Para saber más acerca de los que estáis detrás de la marca, ¿quiénes son Eliana y Santiago. y cuál es vuestra trayectoria profesional?
Eliana: Soy diseñadora de moda con más de diez años de experiencia, y fui docente de Diseño en la Universidad de Buenos Aires hasta antes de mudarme a Barcelona en 2016.
Santiago: Estudié orfebrería desde los 12 años, trabajé en varias empresas de joyería antes de que surgiera Sar, y también dediqué mucha parte de mi vida a patinar en skate profesionalmente.
¿Por qué las joyas? ¿Hay alguna experiencia que os hizo decantar por este sector?
Eliana: Cuando conocí a Santi siempre me llamó mucho la atención que usara muchos anillos –por algún motivo, es mucho más raro que un hombre use tres o cuatro anillos. A medida que nos conocimos y fui entendiendo más sobre el mundo de la joyería, me enamoré del oficio y de que, a diferencia de la moda, donde montar una pequeña colección puede costar miles de euros e incluir a muchas personas para poder producir, en joyería prácticamente puedes hacer una colección con una cantidad de dinero significativamente inferior y todo el proceso productivo puede hacerse en un pequeño banco de trabajo prácticamente sin incluir terceros. Esta practicidad fue muy nueva y muy refrescante para mí, que vengo de trabajar en la industria de la moda, donde empezar una marca puede ser un proceso muy complejo.

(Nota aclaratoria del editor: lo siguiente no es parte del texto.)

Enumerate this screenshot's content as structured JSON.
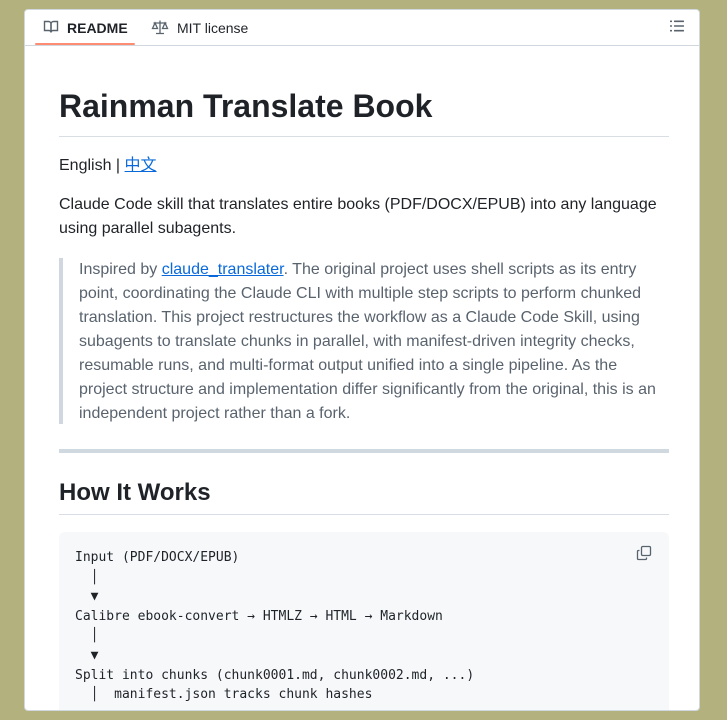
{
  "tabs": [
    {
      "label": "README",
      "icon": "book-icon",
      "active": true
    },
    {
      "label": "MIT license",
      "icon": "scale-icon",
      "active": false
    }
  ],
  "readme": {
    "title": "Rainman Translate Book",
    "lang_english": "English",
    "lang_separator": " | ",
    "lang_chinese": "中文",
    "description": "Claude Code skill that translates entire books (PDF/DOCX/EPUB) into any language using parallel subagents.",
    "quote_prefix": "Inspired by ",
    "quote_link": "claude_translater",
    "quote_text": ". The original project uses shell scripts as its entry point, coordinating the Claude CLI with multiple step scripts to perform chunked translation. This project restructures the workflow as a Claude Code Skill, using subagents to translate chunks in parallel, with manifest-driven integrity checks, resumable runs, and multi-format output unified into a single pipeline. As the project structure and implementation differ significantly from the original, this is an independent project rather than a fork.",
    "section_title": "How It Works",
    "code": "Input (PDF/DOCX/EPUB)\n  │\n  ▼\nCalibre ebook-convert → HTMLZ → HTML → Markdown\n  │\n  ▼\nSplit into chunks (chunk0001.md, chunk0002.md, ...)\n  │  manifest.json tracks chunk hashes\n  ▼"
  },
  "colors": {
    "link": "#0969da",
    "active_tab_underline": "#fd8c73",
    "background": "#b3b27e"
  }
}
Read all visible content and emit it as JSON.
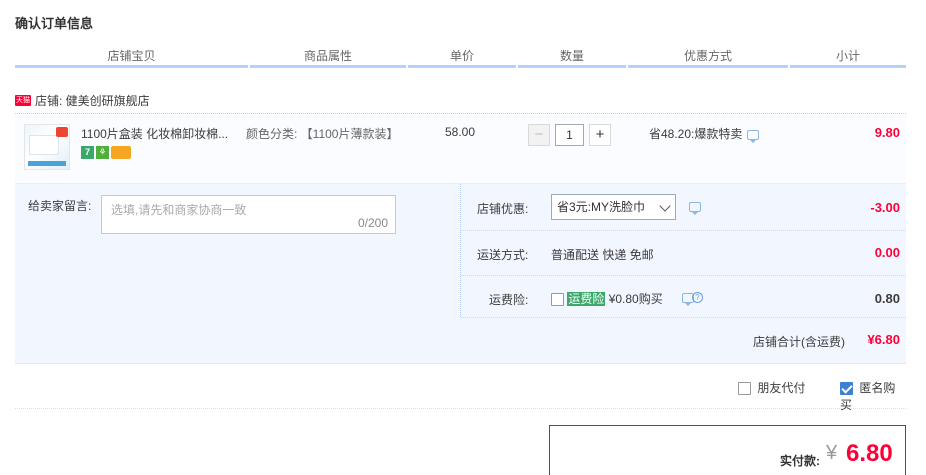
{
  "page_title": "确认订单信息",
  "table_header": [
    "店铺宝贝",
    "商品属性",
    "单价",
    "数量",
    "优惠方式",
    "小计"
  ],
  "shop": {
    "badge": "天猫",
    "name": "店铺: 健美创研旗舰店"
  },
  "item": {
    "name": "1100片盒装 化妆棉卸妆棉...",
    "attr": "颜色分类: 【1100片薄款装】",
    "price": "58.00",
    "qty": "1",
    "qty_minus": "−",
    "qty_plus": "+",
    "promo": "省48.20:爆款特卖",
    "subtotal": "9.80",
    "icons": [
      "7",
      "⚘",
      ""
    ]
  },
  "message": {
    "label": "给卖家留言:",
    "placeholder": "选填,请先和商家协商一致",
    "count": "0/200"
  },
  "store_discount": {
    "label": "店铺优惠:",
    "selected": "省3元:MY洗脸巾",
    "value": "-3.00"
  },
  "shipping": {
    "label": "运送方式:",
    "method": "普通配送 快递 免邮",
    "value": "0.00"
  },
  "insurance": {
    "label": "运费险:",
    "highlight": "运费险",
    "text": "¥0.80购买",
    "help": "?",
    "value": "0.80"
  },
  "store_total": {
    "label": "店铺合计(含运费)",
    "value": "¥6.80"
  },
  "options": {
    "friend_pay": "朋友代付",
    "anonymous": "匿名购买"
  },
  "payment": {
    "label": "实付款:",
    "currency": "¥",
    "value": "6.80"
  },
  "colors": {
    "accent_red": "#ff0036",
    "header_line": "#b2d1ff",
    "panel_bg": "#f2f7ff"
  }
}
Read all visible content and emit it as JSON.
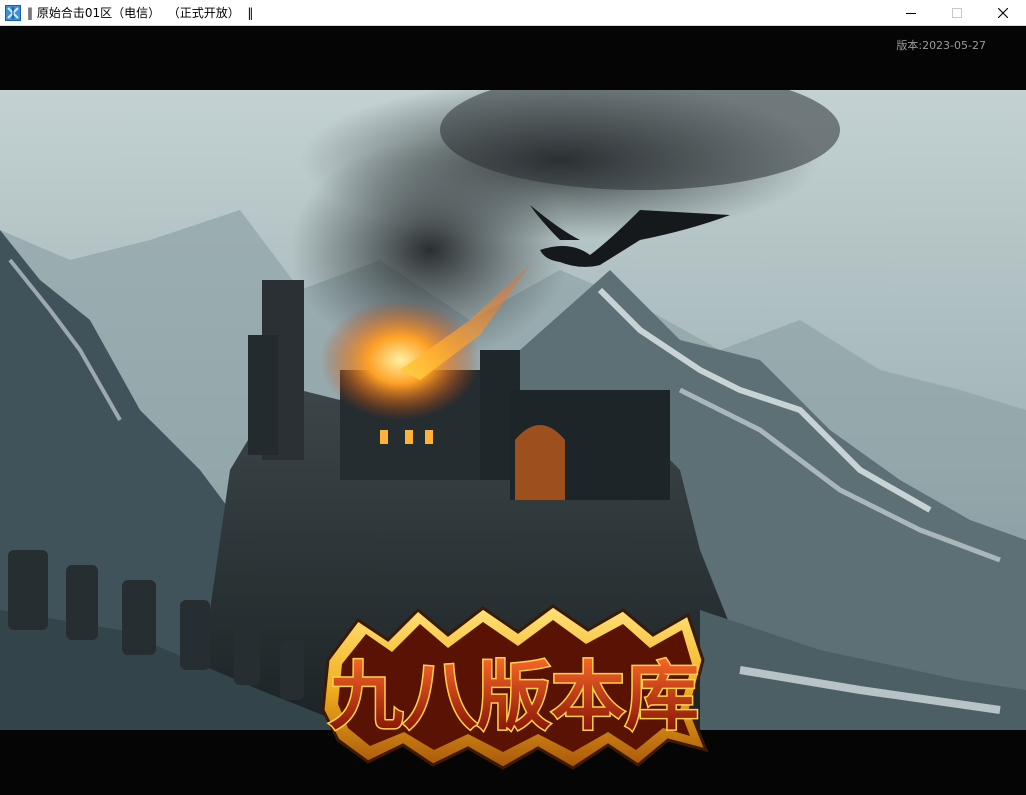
{
  "window": {
    "title": "‖ 原始合击01区（电信）  （正式开放）  ‖",
    "controls": {
      "minimize_icon": "minimize-icon",
      "maximize_icon": "maximize-icon",
      "close_icon": "close-icon"
    }
  },
  "launcher": {
    "version_text": "版本:2023-05-27",
    "logo_text": "九八版本库"
  },
  "colors": {
    "titlebar_bg": "#ffffff",
    "client_bg": "#050505",
    "sky": "#b9c8c9",
    "fire": "#ff8a1c",
    "logo_gold": "#f2b01e",
    "logo_red": "#b81d0e"
  }
}
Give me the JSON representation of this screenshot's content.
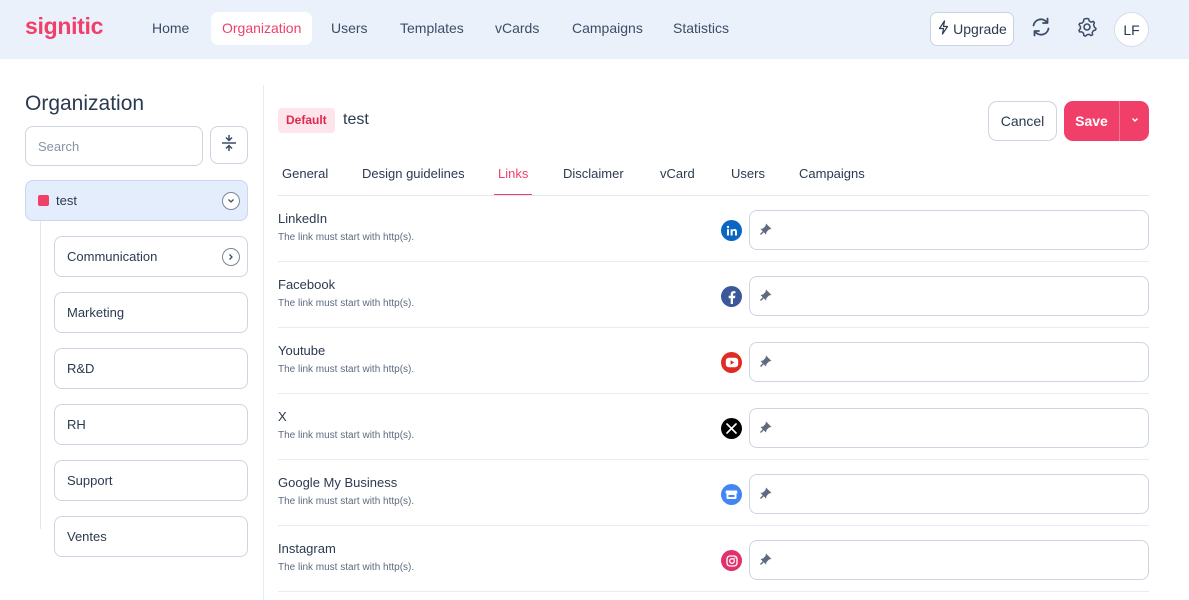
{
  "header": {
    "logo": "signitic",
    "nav": [
      {
        "label": "Home",
        "active": false
      },
      {
        "label": "Organization",
        "active": true
      },
      {
        "label": "Users",
        "active": false
      },
      {
        "label": "Templates",
        "active": false
      },
      {
        "label": "vCards",
        "active": false
      },
      {
        "label": "Campaigns",
        "active": false
      },
      {
        "label": "Statistics",
        "active": false
      }
    ],
    "upgrade_label": "Upgrade",
    "avatar_initials": "LF"
  },
  "sidebar": {
    "title": "Organization",
    "search_placeholder": "Search",
    "root": {
      "label": "test",
      "color": "#f0406a"
    },
    "children": [
      {
        "label": "Communication"
      },
      {
        "label": "Marketing"
      },
      {
        "label": "R&D"
      },
      {
        "label": "RH"
      },
      {
        "label": "Support"
      },
      {
        "label": "Ventes"
      }
    ]
  },
  "main": {
    "badge": "Default",
    "title": "test",
    "cancel_label": "Cancel",
    "save_label": "Save",
    "tabs": [
      {
        "label": "General",
        "active": false
      },
      {
        "label": "Design guidelines",
        "active": false
      },
      {
        "label": "Links",
        "active": true
      },
      {
        "label": "Disclaimer",
        "active": false
      },
      {
        "label": "vCard",
        "active": false
      },
      {
        "label": "Users",
        "active": false
      },
      {
        "label": "Campaigns",
        "active": false
      }
    ],
    "links": [
      {
        "name": "LinkedIn",
        "help": "The link must start with http(s).",
        "icon": "linkedin-icon",
        "value": ""
      },
      {
        "name": "Facebook",
        "help": "The link must start with http(s).",
        "icon": "facebook-icon",
        "value": ""
      },
      {
        "name": "Youtube",
        "help": "The link must start with http(s).",
        "icon": "youtube-icon",
        "value": ""
      },
      {
        "name": "X",
        "help": "The link must start with http(s).",
        "icon": "x-icon",
        "value": ""
      },
      {
        "name": "Google My Business",
        "help": "The link must start with http(s).",
        "icon": "google-my-business-icon",
        "value": ""
      },
      {
        "name": "Instagram",
        "help": "The link must start with http(s).",
        "icon": "instagram-icon",
        "value": ""
      }
    ]
  },
  "colors": {
    "accent": "#f0406a",
    "topbar_bg": "#eaf1fb",
    "linkedin": "#0a66c2",
    "facebook": "#3b5998",
    "youtube": "#e02a24",
    "x": "#000000",
    "google_my_business": "#4285f4",
    "instagram": "#e1306c"
  }
}
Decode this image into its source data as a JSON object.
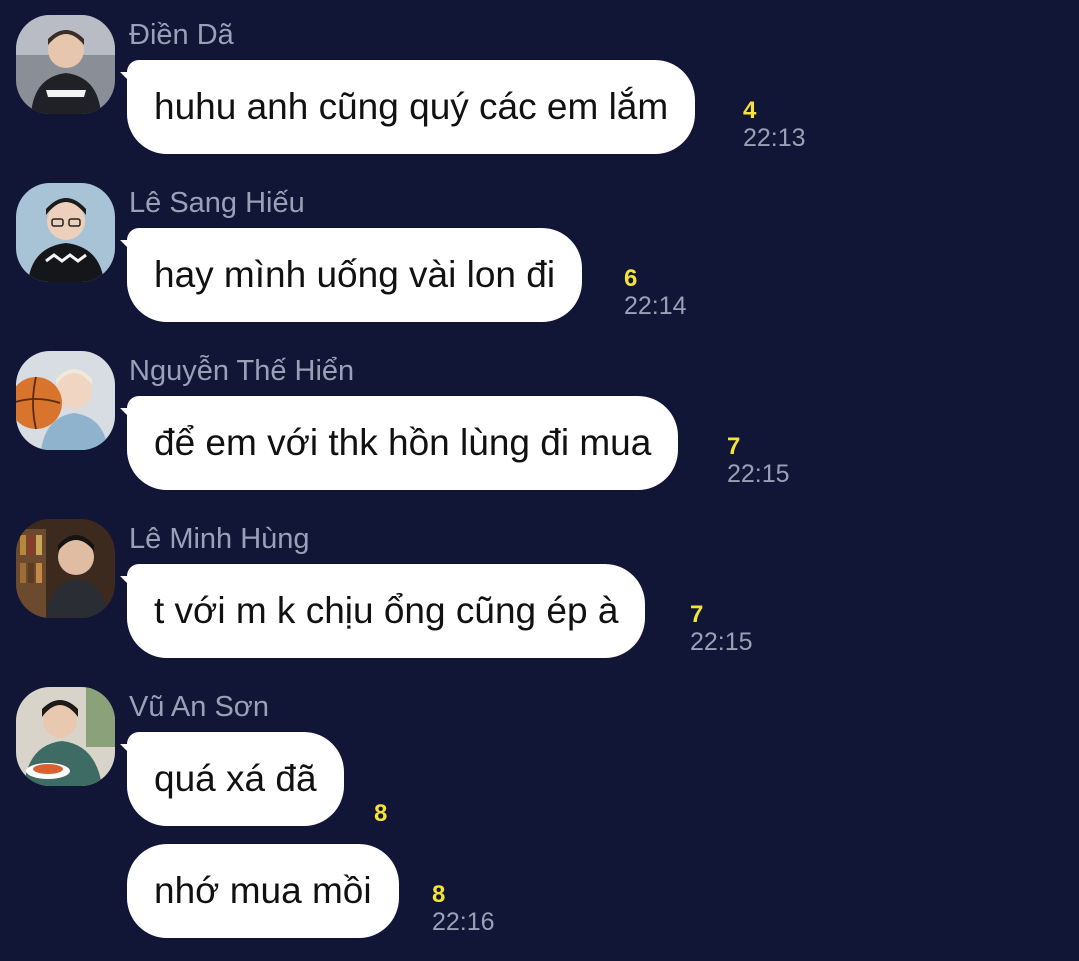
{
  "colors": {
    "background": "#111536",
    "bubble": "#ffffff",
    "sender_name": "#9aa0b6",
    "reaction_count": "#f5e33a",
    "timestamp": "#9aa0b6"
  },
  "messages": [
    {
      "sender": "Điền Dã",
      "text": "huhu anh cũng quý các em lắm",
      "count": "4",
      "time": "22:13",
      "avatar_icon": "user-avatar-icon"
    },
    {
      "sender": "Lê Sang Hiếu",
      "text": "hay mình uống vài lon đi",
      "count": "6",
      "time": "22:14",
      "avatar_icon": "user-avatar-icon"
    },
    {
      "sender": "Nguyễn Thế Hiển",
      "text": "để em với thk hồn lùng đi mua",
      "count": "7",
      "time": "22:15",
      "avatar_icon": "user-avatar-icon"
    },
    {
      "sender": "Lê Minh Hùng",
      "text": "t với m k chịu ổng cũng ép à",
      "count": "7",
      "time": "22:15",
      "avatar_icon": "user-avatar-icon"
    },
    {
      "sender": "Vũ An Sơn",
      "text": "quá xá đã",
      "count": "8",
      "time": "",
      "avatar_icon": "user-avatar-icon"
    },
    {
      "sender": "",
      "text": "nhớ mua mồi",
      "count": "8",
      "time": "22:16",
      "avatar_icon": ""
    }
  ]
}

¿Cómo os decidisteis a emprender un proyecto de esta magnitud?
La marca surgió muy naturalmente. Empezó con algunos pedidos de amigos a los que les gustaban los anillos pero no encontraban nada en el mercado de la joyería para hombre que los identificara. Las opciones eran joyerías típicas de toda la vida con las que nuestra generación no se siente cómoda o el estilo motero con el que tampoco nos sentimos identificados.
¿Y cómo fueron los inicios?
Santiago: En un principio, mis primeras piezas fueron pensadas para mujer, pero era muy obvio que lo que me surgía naturalmente eran piezas masculinas. Antes de venir a vivir a Barcelona no teníamos muy claro qué nos íbamos a encontrar, pero decidimos darle una oportunidad y ver qué pasaba con la marca si uníamos fuerzas entre el conocimiento de Eli en diseño y mi conocimiento técnico en orfebrería. Eli aprendió rápidamente el conocimiento técnico de la joyería y yo me propuse aprender la parte de diseño para poder sintonizarnos. Por suerte, ella solía enseñar diseño en la universidad y yo también enseñaba joyería, fuimos nuestros mutuos profesores (risas).
¿Cuáles son los mayores retos a los que os enfrentasteis al principio, y cómo han evolucionado hasta ahora?
Al principio tuvimos mil dificultades, estábamos intentando encarar la marca seriamente al mismo momento que nos estábamos mudando a un país nuevo. Hicimos malabares durante meses para poder instalarnos mientras desarrollábamos la marca. Sar creció y se acomodó a la par que nosotros en Barcelona, fuimos conociendo gente maravillosa en el camino que siempre creyó en nuestro proyecto y nos ayudaron de todas las formas posibles. El amigo que podía era modelo, fotógrafo, o cliente (risas).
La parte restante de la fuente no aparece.